Mendes disse que, em algum momento, os envolvidos no episódio das mensagens vão ter que passar por um espécie de "accountability" (prestação de contas), de dizer o que fizeram e não fizeram.

"Ok, vamos até condenar os hackers e tudo o mais, agora este ato foi praticado ou não foi? E tendo sido praticado, por que foi praticado?", questionou.

Apesar das críticas, o ministro do STF reconhece "êxitos inequívocos" e "inegáveis" com a Lava Jato porque havia um quadro de "metástase da corrupção".

"Há um capital inegável, não se pode negar a importância da Lava Jato, isso precisa ser reconhecido", destacou.

Mendes não acredita no fim da operação, mas avalia que a chamada "vaza jato" trouxe um prejuízo simbólico imenso para a Lava Jato.

"A gente tem que ter muito cuidado. O combate ao crime não pode envolver o cometimento de crimes. A luta contra a corrupção prossegue, tem que prosseguir, com uma institucionalização maior", disse. "A ideia do monopólio da luta contra a corrupção leva a situações como essa", avaliou.

Segunda instância

Mendes disse esperar que, até outubro, o Supremo julgue o processo que discute a execução da pena após condenação em segunda instância. Ele admitiu que a possibilidade de o caso ter repercussão numa eventual liberdade de Lula fez com que o julgamento fosse adiado, mas defendeu que o STF enfrente a questão e que, se possível, ela ocorra em um momento distinto ao de pedidos da defesa do ex-presidente.

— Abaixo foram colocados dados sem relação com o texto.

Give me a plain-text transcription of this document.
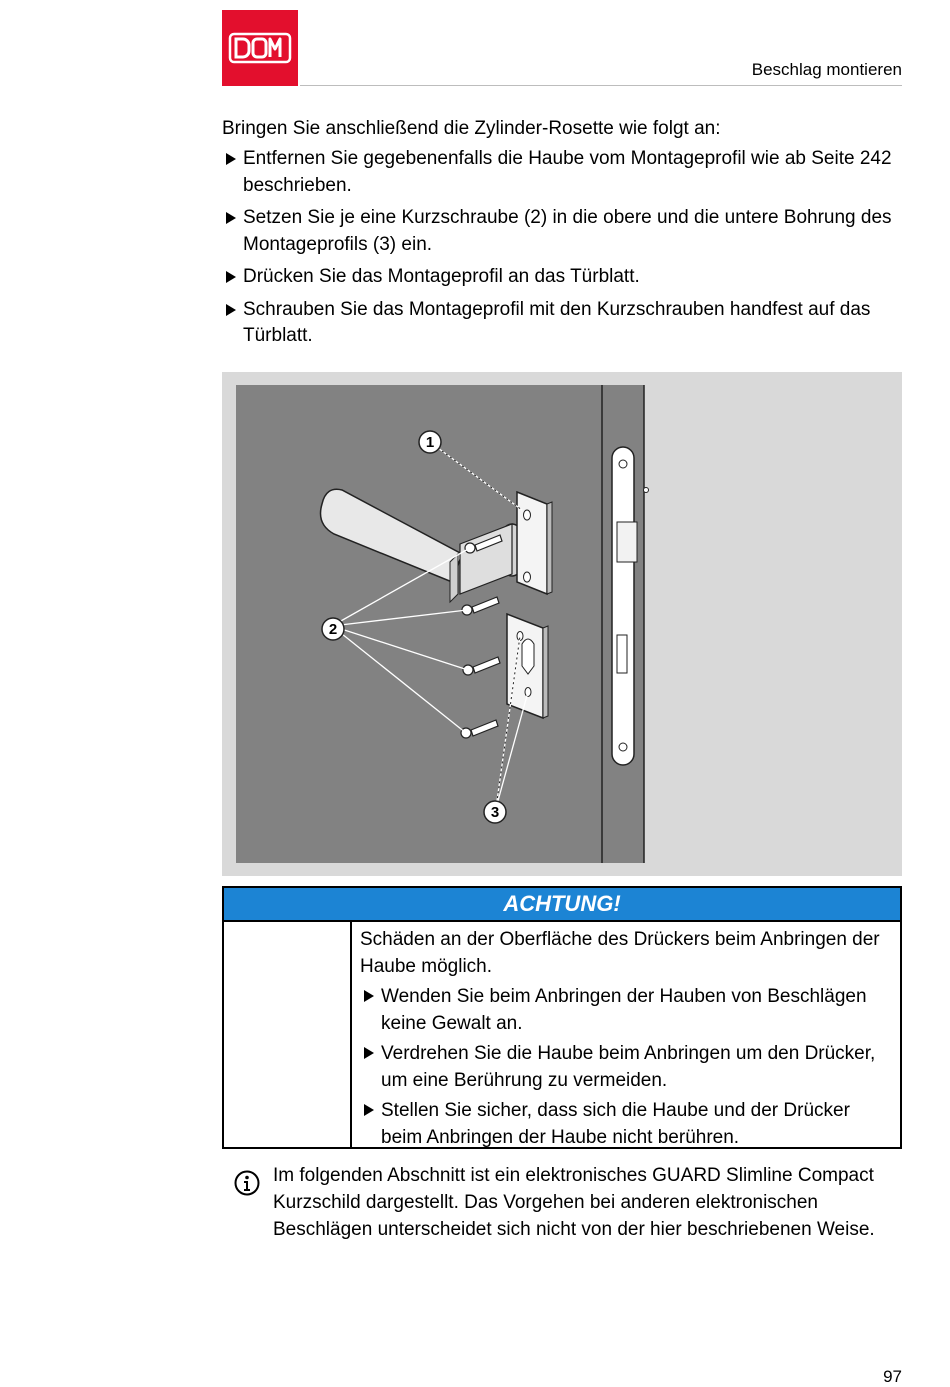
Beschlag montieren
Bringen Sie anschließend die Zylinder-Rosette wie folgt an:
Entfernen Sie gegebenenfalls die Haube vom Montageprofil wie ab Seite 242 beschrieben.
Setzen Sie je eine Kurzschraube (2) in die obere und die untere Bohrung des Montageprofils (3) ein.
Drücken Sie das Montageprofil an das Türblatt.
Schrauben Sie das Montageprofil mit den Kurzschrauben handfest auf das Türblatt.
1
2
3
ACHTUNG!
Schäden an der Oberfläche des Drückers beim Anbringen der Haube möglich.
Wenden Sie beim Anbringen der Hauben von Beschlägen keine Gewalt an.
Verdrehen Sie die Haube beim Anbringen um den Drücker, um eine Berührung zu vermeiden.
Stellen Sie sicher, dass sich die Haube und der Drücker beim Anbringen der Haube nicht berühren.
Im folgenden Abschnitt ist ein elektronisches GUARD Slimline Compact Kurzschild dargestellt. Das Vorgehen bei anderen elektronischen Beschlägen unterscheidet sich nicht von der hier beschriebenen Weise.
97
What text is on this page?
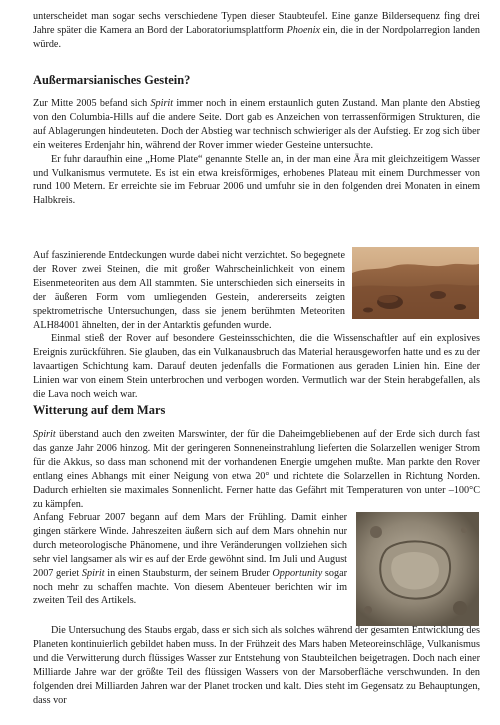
unterscheidet man sogar sechs verschiedene Typen dieser Staubteufel. Eine ganze Bildersequenz fing drei Jahre später die Kamera an Bord der Laboratoriumsplattform Phoenix ein, die in der Nordpolarregion landen würde.

Außermarsianisches Gestein?

Zur Mitte 2005 befand sich Spirit immer noch in einem erstaunlich guten Zustand. Man plante den Abstieg von den Columbia-Hills auf die andere Seite. Dort gab es Anzeichen von terrassenförmigen Strukturen, die auf Ablagerungen hindeuteten. Doch der Abstieg war technisch schwieriger als der Aufstieg. Er zog sich über ein weiteres Erdenjahr hin, während der Rover immer wieder Gesteine untersuchte.

Er fuhr daraufhin eine „Home Plate“ genannte Stelle an, in der man eine Ära mit gleichzeitigem Wasser und Vulkanismus vermutete. Es ist ein etwa kreisförmiges, erhobenes Plateau mit einem Durchmesser von rund 100 Metern. Er erreichte sie im Februar 2006 und umfuhr sie in den folgenden drei Monaten in einem Halbkreis.

Auf faszinierende Entdeckungen wurde dabei nicht verzichtet. So begegnete der Rover zwei Steinen, die mit großer Wahrscheinlichkeit von einem Eisenmeteoriten aus dem All stammten. Sie unterschieden sich einerseits in der äußeren Form vom umliegenden Gestein, andererseits zeigten spektrometrische Untersuchungen, dass sie jenem berühmten Meteoriten ALH84001 ähnelten, der in der Antarktis gefunden wurde.

Einmal stieß der Rover auf besondere Gesteinsschichten, die die Wissenschaftler auf ein explosives Ereignis zurückführen. Sie glauben, das ein Vulkanausbruch das Material herausgeworfen hatte und es zu der lavaartigen Schichtung kam. Darauf deuten jedenfalls die Formationen aus geraden Linien hin. Eine der Linien war von einem Stein unterbrochen und verbogen worden. Vermutlich war der Stein herabgefallen, als die Lava noch weich war.

Witterung auf dem Mars

Spirit überstand auch den zweiten Marswinter, der für die Daheimgebliebenen auf der Erde sich durch fast das ganze Jahr 2006 hinzog. Mit der geringeren Sonneneinstrahlung lieferten die Solarzellen weniger Strom für die Akkus, so dass man schonend mit der vorhandenen Energie umgehen mußte. Man parkte den Rover entlang eines Abhangs mit einer Neigung von etwa 20° und richtete die Solarzellen in Richtung Norden. Dadurch erhielten sie maximales Sonnenlicht. Ferner hatte das Gefährt mit Temperaturen von unter –100°C zu kämpfen.

Anfang Februar 2007 begann auf dem Mars der Frühling. Damit einher gingen stärkere Winde. Jahreszeiten äußern sich auf dem Mars ohnehin nur durch meteorologische Phänomene, und ihre Veränderungen vollziehen sich sehr viel langsamer als wir es auf der Erde gewöhnt sind. Im Juli und August 2007 geriet Spirit in einen Staubsturm, der seinem Bruder Opportunity sogar noch mehr zu schaffen machte. Von diesem Abenteuer berichten wir im zweiten Teil des Artikels.

Die Untersuchung des Staubs ergab, dass er sich sich als solches während der gesamten Entwicklung des Planeten kontinuierlich gebildet haben muss. In der Frühzeit des Mars haben Meteoreinschläge, Vulkanismus und die Verwitterung durch flüssiges Wasser zur Entstehung von Staubteilchen beigetragen. Doch nach einer Milliarde Jahre war der größte Teil des flüssigen Wassers von der Marsoberfläche verschwunden. In den folgenden drei Milliarden Jahren war der Planet trocken und kalt. Dies steht im Gegensatz zu Behauptungen, dass vor
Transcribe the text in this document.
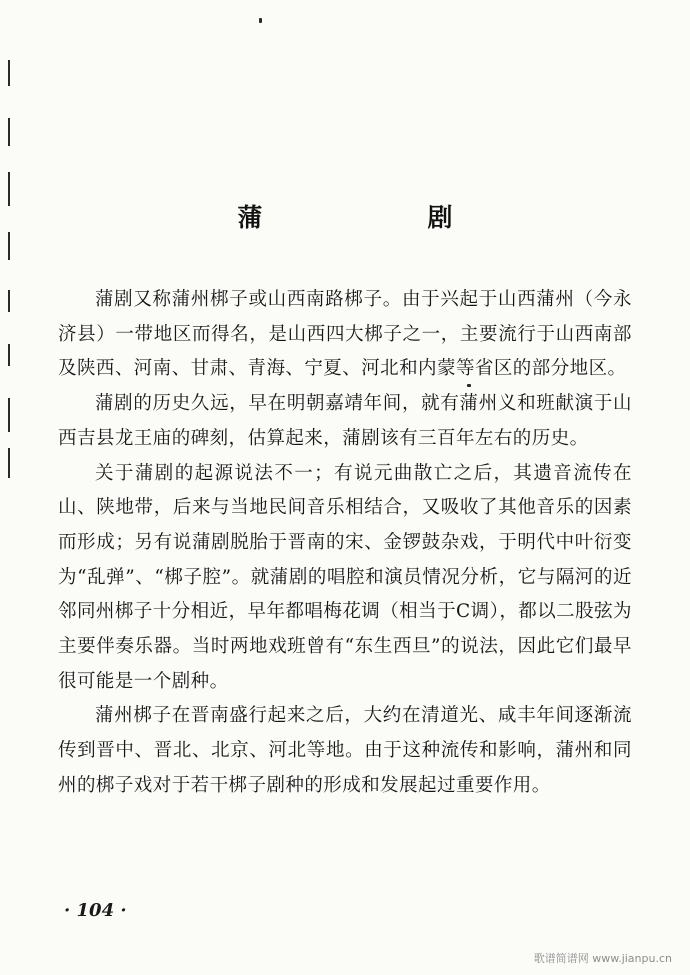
蒲　剧

蒲剧又称蒲州梆子或山西南路梆子。由于兴起于山西蒲州（今永济县）一带地区而得名，是山西四大梆子之一，主要流行于山西南部及陕西、河南、甘肃、青海、宁夏、河北和内蒙等省区的部分地区。

蒲剧的历史久远，早在明朝嘉靖年间，就有蒲州义和班献演于山西吉县龙王庙的碑刻，估算起来，蒲剧该有三百年左右的历史。

关于蒲剧的起源说法不一；有说元曲散亡之后，其遗音流传在山、陕地带，后来与当地民间音乐相结合，又吸收了其他音乐的因素而形成；另有说蒲剧脱胎于晋南的宋、金锣鼓杂戏，于明代中叶衍变为“乱弹”、“梆子腔”。就蒲剧的唱腔和演员情况分析，它与隔河的近邻同州梆子十分相近，早年都唱梅花调（相当于C调），都以二股弦为主要伴奏乐器。当时两地戏班曾有“东生西旦”的说法，因此它们最早很可能是一个剧种。

蒲州梆子在晋南盛行起来之后，大约在清道光、咸丰年间逐渐流传到晋中、晋北、北京、河北等地。由于这种流传和影响，蒲州和同州的梆子戏对于若干梆子剧种的形成和发展起过重要作用。

· 104 ·
歌谱简谱网 www.jianpu.cn
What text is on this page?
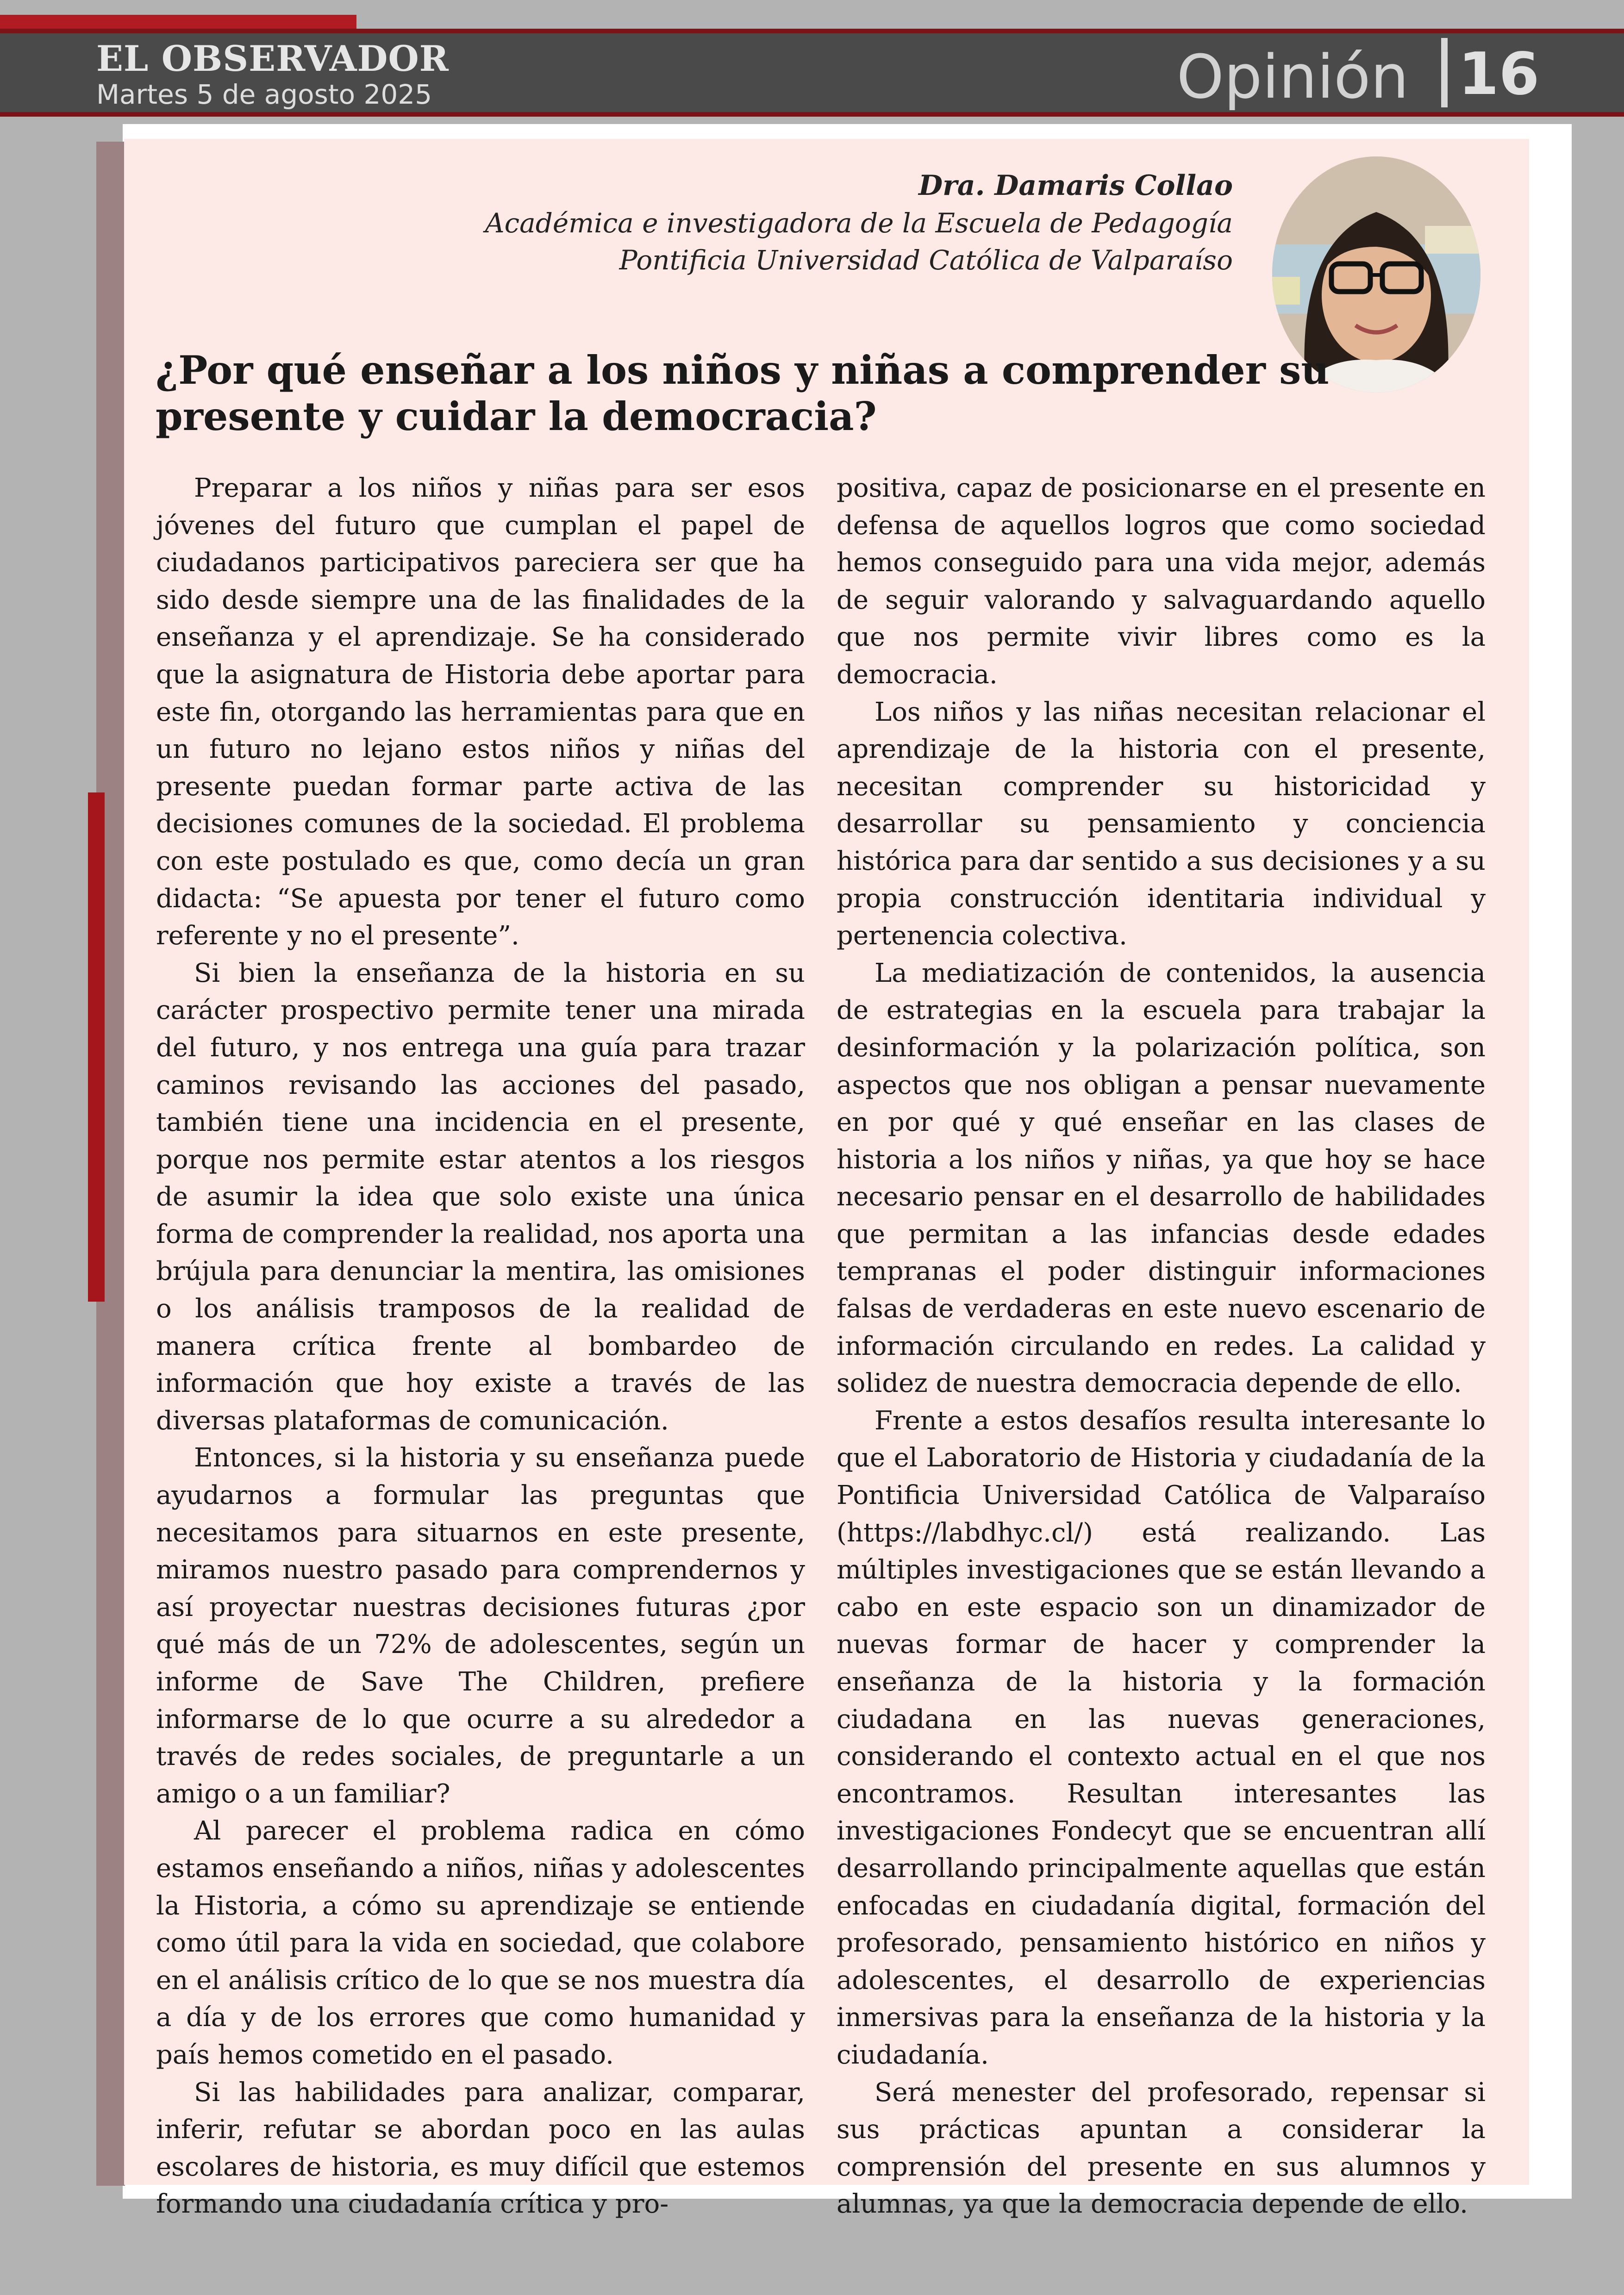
EL OBSERVADOR
Martes 5 de agosto 2025	Opinión 16
Dra. Damaris Collao
Académica e investigadora de la Escuela de Pedagogía
Pontificia Universidad Católica de Valparaíso
¿Por qué enseñar a los niños y niñas a comprender su presente y cuidar la democracia?

Preparar a los niños y niñas para ser esos jóvenes del futuro que cumplan el papel de ciudadanos participativos pareciera ser que ha sido desde siempre una de las finalidades de la enseñanza y el aprendizaje. Se ha considerado que la asignatura de Historia debe aportar para este fin, otorgando las herramientas para que en un futuro no lejano estos niños y niñas del presente puedan formar parte activa de las decisiones comunes de la sociedad. El problema con este postulado es que, como decía un gran didacta: “Se apuesta por tener el futuro como referente y no el presente”.

Si bien la enseñanza de la historia en su carácter prospectivo permite tener una mirada del futuro, y nos entrega una guía para trazar caminos revisando las acciones del pasado, también tiene una incidencia en el presente, porque nos permite estar atentos a los riesgos de asumir la idea que solo existe una única forma de comprender la realidad, nos aporta una brújula para denunciar la mentira, las omisiones o los análisis tramposos de la realidad de manera crítica frente al bombardeo de información que hoy existe a través de las diversas plataformas de comunicación.

Entonces, si la historia y su enseñanza puede ayudarnos a formular las preguntas que necesitamos para situarnos en este presente, miramos nuestro pasado para comprendernos y así proyectar nuestras decisiones futuras ¿por qué más de un 72% de adolescentes, según un informe de Save The Children, prefiere informarse de lo que ocurre a su alrededor a través de redes sociales, de preguntarle a un amigo o a un familiar?

Al parecer el problema radica en cómo estamos enseñando a niños, niñas y adolescentes la Historia, a cómo su aprendizaje se entiende como útil para la vida en sociedad, que colabore en el análisis crítico de lo que se nos muestra día a día y de los errores que como humanidad y país hemos cometido en el pasado.

Si las habilidades para analizar, comparar, inferir, refutar se abordan poco en las aulas escolares de historia, es muy difícil que estemos formando una ciudadanía crítica y pro-

positiva, capaz de posicionarse en el presente en defensa de aquellos logros que como sociedad hemos conseguido para una vida mejor, además de seguir valorando y salvaguardando aquello que nos permite vivir libres como es la democracia.

Los niños y las niñas necesitan relacionar el aprendizaje de la historia con el presente, necesitan comprender su historicidad y desarrollar su pensamiento y conciencia histórica para dar sentido a sus decisiones y a su propia construcción identitaria individual y pertenencia colectiva.

La mediatización de contenidos, la ausencia de estrategias en la escuela para trabajar la desinformación y la polarización política, son aspectos que nos obligan a pensar nuevamente en por qué y qué enseñar en las clases de historia a los niños y niñas, ya que hoy se hace necesario pensar en el desarrollo de habilidades que permitan a las infancias desde edades tempranas el poder distinguir informaciones falsas de verdaderas en este nuevo escenario de información circulando en redes. La calidad y solidez de nuestra democracia depende de ello.

Frente a estos desafíos resulta interesante lo que el Laboratorio de Historia y ciudadanía de la Pontificia Universidad Católica de Valparaíso (https://labdhyc.cl/) está realizando. Las múltiples investigaciones que se están llevando a cabo en este espacio son un dinamizador de nuevas formar de hacer y comprender la enseñanza de la historia y la formación ciudadana en las nuevas generaciones, considerando el contexto actual en el que nos encontramos. Resultan interesantes las investigaciones Fondecyt que se encuentran allí desarrollando principalmente aquellas que están enfocadas en ciudadanía digital, formación del profesorado, pensamiento histórico en niños y adolescentes, el desarrollo de experiencias inmersivas para la enseñanza de la historia y la ciudadanía.

Será menester del profesorado, repensar si sus prácticas apuntan a considerar la comprensión del presente en sus alumnos y alumnas, ya que la democracia depende de ello.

"O fato é que prejudica bastante o debate, até a racionalização dessa fulanização. 'Ah, isso interessa ao Lula?` Isso interessa a todo mundo e, mesmo havendo uma decisão que exija o trânsito em julgado, temos meios para determinar prisão em determinados casos em segunda instância. Esse debate vamos ter que travar", disse.

O ministro não quis arriscar qual é a posição majoritária da corte sobre esse tema hoje. Ele disse que o Supremo tinha se posicionado a favor de, em determinados casos, passar a executar a pena após a condenação em primeira instância. Contudo, criticou, "isso se tornou depois um imperativo categórico" e citou o fato que o próprio Tribunal Regional Federal da 4ª Região, corte que condenou Lula em segunda instância, ter uma súmula em relação a isso.

Para iniciar a execução da pena de prisão, Mendes tem defendido esperar ao menos uma apreciação de um recurso pelo Superior Tribunal de Justiça, espécie de terceira instância.